The Premonition (text: Theodore Roethke) for SSATTB choir; 5' (2000)
performed by the University of Wisconsin-Madison Madrigal Singers, dir. Bruce Gladstone:
composer's note: “The Premonition” was written as a companion piece to "Now Blue October," which was the first piece I had ever written for mixed choir. I wrote these works as I was discovering the beauty of Renaissance choral music, and while their harmonic language is distinctly romantic, full of chromatic complexities and unexpected tonal shifts, they’ve got a LOT of the “text-painting” madrigalisms that I find so fascinating in the works of Monteverdi, Gesualdo, and other Italian Renaissance composers.

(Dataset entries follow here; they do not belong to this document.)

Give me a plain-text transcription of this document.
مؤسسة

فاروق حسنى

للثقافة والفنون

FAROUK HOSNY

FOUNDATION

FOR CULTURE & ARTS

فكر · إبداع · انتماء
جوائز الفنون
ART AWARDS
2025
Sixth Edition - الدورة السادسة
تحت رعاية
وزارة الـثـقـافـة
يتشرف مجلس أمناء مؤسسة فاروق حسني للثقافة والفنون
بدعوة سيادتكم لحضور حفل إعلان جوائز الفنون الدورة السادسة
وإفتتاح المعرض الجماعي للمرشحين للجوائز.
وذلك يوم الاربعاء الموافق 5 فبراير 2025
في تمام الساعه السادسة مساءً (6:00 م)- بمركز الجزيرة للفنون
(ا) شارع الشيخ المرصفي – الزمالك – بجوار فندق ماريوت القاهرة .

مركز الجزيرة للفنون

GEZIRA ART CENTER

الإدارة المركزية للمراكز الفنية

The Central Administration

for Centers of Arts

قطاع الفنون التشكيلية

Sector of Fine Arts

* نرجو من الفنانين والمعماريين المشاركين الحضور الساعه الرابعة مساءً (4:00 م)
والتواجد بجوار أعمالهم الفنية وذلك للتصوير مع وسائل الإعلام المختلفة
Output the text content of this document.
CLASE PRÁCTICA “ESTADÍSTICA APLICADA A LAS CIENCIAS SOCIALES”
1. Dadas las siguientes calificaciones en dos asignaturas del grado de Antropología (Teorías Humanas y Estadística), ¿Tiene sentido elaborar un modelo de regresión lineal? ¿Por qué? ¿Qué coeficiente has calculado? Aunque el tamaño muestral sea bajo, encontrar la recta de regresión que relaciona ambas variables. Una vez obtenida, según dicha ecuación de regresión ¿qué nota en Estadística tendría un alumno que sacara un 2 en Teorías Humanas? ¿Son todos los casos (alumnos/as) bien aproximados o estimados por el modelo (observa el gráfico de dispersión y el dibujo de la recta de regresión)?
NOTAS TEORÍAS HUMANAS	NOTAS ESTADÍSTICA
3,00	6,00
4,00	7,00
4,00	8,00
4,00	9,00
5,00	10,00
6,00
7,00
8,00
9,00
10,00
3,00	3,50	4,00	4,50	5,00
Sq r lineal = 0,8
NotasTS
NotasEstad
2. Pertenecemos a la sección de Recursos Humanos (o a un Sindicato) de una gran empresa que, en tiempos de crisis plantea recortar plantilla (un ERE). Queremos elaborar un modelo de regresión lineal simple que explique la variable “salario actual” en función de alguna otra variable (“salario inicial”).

In this way, “The Premonition,” more than almost anything else I’ve written, is a modern American take on the Renaissance motet. The “ripples” in the poem ripple out through the choir. When the narrator is “lost in a maze” the counterpoint becomes incredibly dense and confusing to the ear. The “walking” in the poem is portrayed by a steady rhythmic figure that walks along beneath the text. By the end of the piece, “The Premonition” goes in many different musical & textural directions, following the text wherever it may lead, but always coming back to the same “walking” idea. This creates a dramatic arch that’s easy to grasp, despite being made of such a diverse musical patchwork.